Stoofvlees met speculaaskruiden, trappistenbier en PX sherry

Share

Een bijzondere, zeer smaakvolle stoofpot die hart en ziel verwarmt. De subtiele smaak van speculaas en de aardse smaak van het trappistenbier combineren voortreffelijk in stoofvlees dat smelt op je tong.

Voordat je aan de slag gaat: bekijk eerst deze video met 15 tips voor mals, sappig en smeuïg stoofvlees.

 

Ingrediënten

  • 1 kilo sukadelappen
  • 1 kaneelstokje
  • 1 vanillestokje
  • 3 kruidnagels
  • 2 laurierbladeren
  • 1 hele steranijs
  • 1 vingerkootje verse gember of 1 theelepel gemberpoeder (djahé)
  • 2 tenen knoflook, fijngehakt
  • ½ theelepel gemalen nootmuskaat
  • ½ theelepel foelie
  • 1 theelepel kardemon
  • 2 theelepels gemalen korianderzaad (ketoembar)
  • 50 gram bruine basterdsuiker
  • zwarte peper naar smaak
  • zout naar smaak
  • 1 flesje trappistenbier (330 ml)
  • 1 sherryglas Pedro Ximénez (PX, zwarte sherry)
  • 2 middelgrote uien
  • 2 eetlepels bloem
  • 50 gram roomboter

Bereidingswijze

Laat het vlees op kamertemperatuur komen en verwarm de oven voor op 100 °C.
Dep het vlees droog met keukenpapier en snijd het in stukken van ongeveer 2 x 2 centimeter.
Laat in een pan met een dikke bodem een scheut zonnebloemolie of arachideolie loeiheet worden, totdat deze bijna begint te walmen. Bak in kleine porties alle vlees rondom bruin.
Smelt de boter in dezelfde pan (zonder deze schoon te maken) en bak hierin de uien bruin. Laat de verse knoflook en de verse gember even meebruinen.
Voeg dan de bloem en de basterdsuiker toe en bak nog even door. Blus dit af met het flesje trappistenbier en laat het bier warm worden. Voeg ook het glas Pedro Ximénez toe.
Doe het vlees en de uien met het bier in een stoofpan en voeg alle kruiden en andere ingrediënten toe. Giet er net zoveel warm water bij als nodig is om ervoor te zorgen dat het vlees helemaal onder het vocht staat. Dek af met bakpapier dat je even vochtig hebt gemaakt. Zet de pan zonder deksel in de oven.
Gebruik een kernthermometer om na tien minuten de temperatuur van het vocht te controleren. Die temperatuur moet rond de 85 °C zijn. Wil je het stoofvlees liever op een pit bereiden, houd ook dan de temperatuur constant rond die 85°C en gebruik daarvoor eventueel een vlamverdeler. Het vocht mag nooit gaan borrelen en zeker niet koken, dan wordt het stoofvlees taai en droog.
Laat het vlees vier uur in de oven staan. Wil je dat het helemaal uiteenvalt, laat het dan zeven of acht uur garen.

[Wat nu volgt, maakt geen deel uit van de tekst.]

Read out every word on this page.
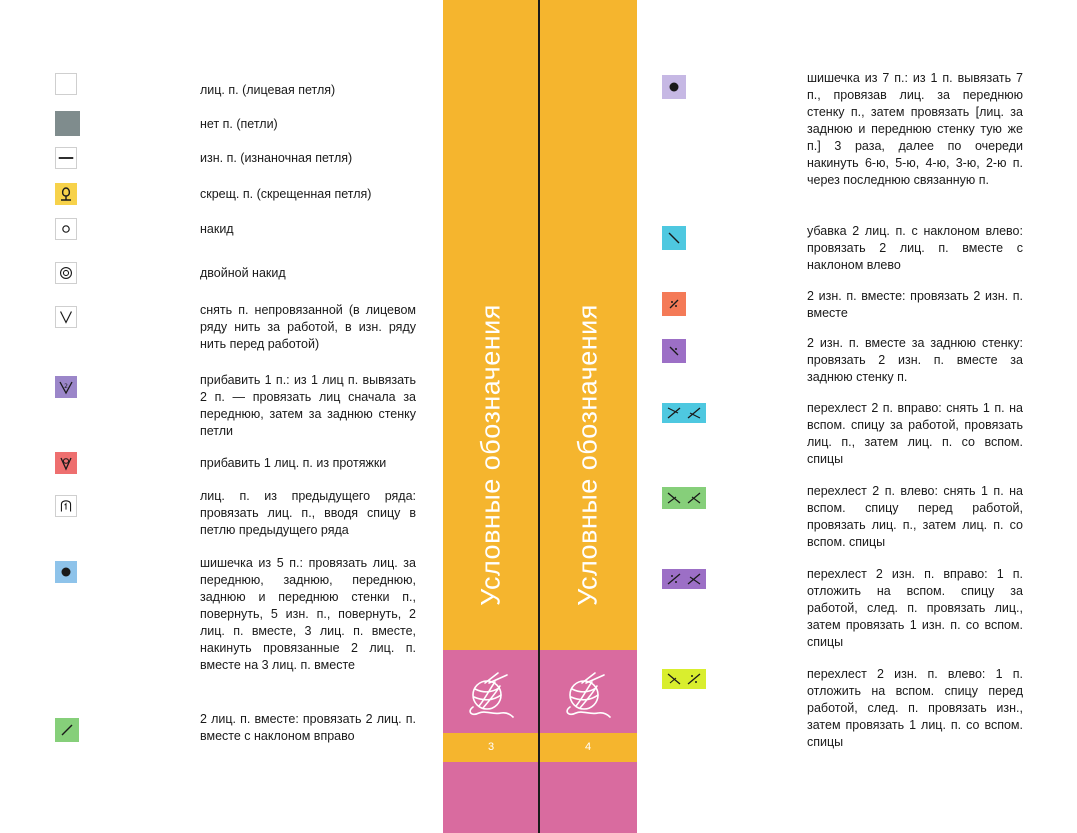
лиц. п. (лицевая петля)
нет п. (петли)
изн. п. (изнаночная петля)
скрещ. п. (скрещенная петля)
накид
двойной накид
снять п. непровязанной (в лицевом ряду нить за работой, в изн. ряду нить перед работой)
2	прибавить 1 п.: из 1 лиц п. вывязать 2 п. — провязать лиц сначала за переднюю, затем за заднюю стенку петли
прибавить 1 лиц. п. из протяжки
лиц. п. из предыдущего ряда: провязать лиц. п., вводя спицу в петлю предыдущего ряда
шишечка из 5 п.: провязать лиц. за переднюю, заднюю, переднюю, заднюю и переднюю стенки п., повернуть, 5 изн. п., повернуть, 2 лиц. п. вместе, 3 лиц. п. вместе, накинуть провязанные 2 лиц. п. вместе на 3 лиц. п. вместе
2 лиц. п. вместе: провязать 2 лиц. п. вместе с наклоном вправо
Условные обозначения
3
Условные обозначения
4
шишечка из 7 п.: из 1 п. вывязать 7 п., провязав лиц. за переднюю стенку п., затем провязать [лиц. за заднюю и переднюю стенку тую же п.] 3 раза, далее по очереди накинуть 6-ю, 5-ю, 4-ю, 3-ю, 2-ю п. через последнюю связанную п.
убавка 2 лиц. п. с наклоном влево: провязать 2 лиц. п. вместе с наклоном влево
2 изн. п. вместе: провязать 2 изн. п. вместе
2 изн. п. вместе за заднюю стенку: провязать 2 изн. п. вместе за заднюю стенку п.
перехлест 2 п. вправо: снять 1 п. на вспом. спицу за работой, провязать лиц. п., затем лиц. п. со вспом. спицы
перехлест 2 п. влево: снять 1 п. на вспом. спицу перед работой, провязать лиц. п., затем лиц. п. со вспом. спицы
перехлест 2 изн. п. вправо: 1 п. отложить на вспом. спицу за работой, след. п. провязать лиц., затем провязать 1 изн. п. со вспом. спицы
перехлест 2 изн. п. влево: 1 п. отложить на вспом. спицу перед работой, след. п. провязать изн., затем провязать 1 лиц. п. со вспом. спицы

Laat het vlees nog twee uur rusten en afkoelen, het zal nog meer vocht opnemen. De volgende dag is stoofvlees nog lekkerder, maak het daarom ’t liefst een dag van tevoren.

Om een dikke saus te maken, giet je het vocht af in een pan waarin je het op hoog vuur zonder deksel laat inkoken totdat het tot de helft is gereduceerd. Daarna kun je het verder verdikken door het te binden.

Serveer met zelfgebakken frieten. Vergeet de groenten maar. Morgen weer.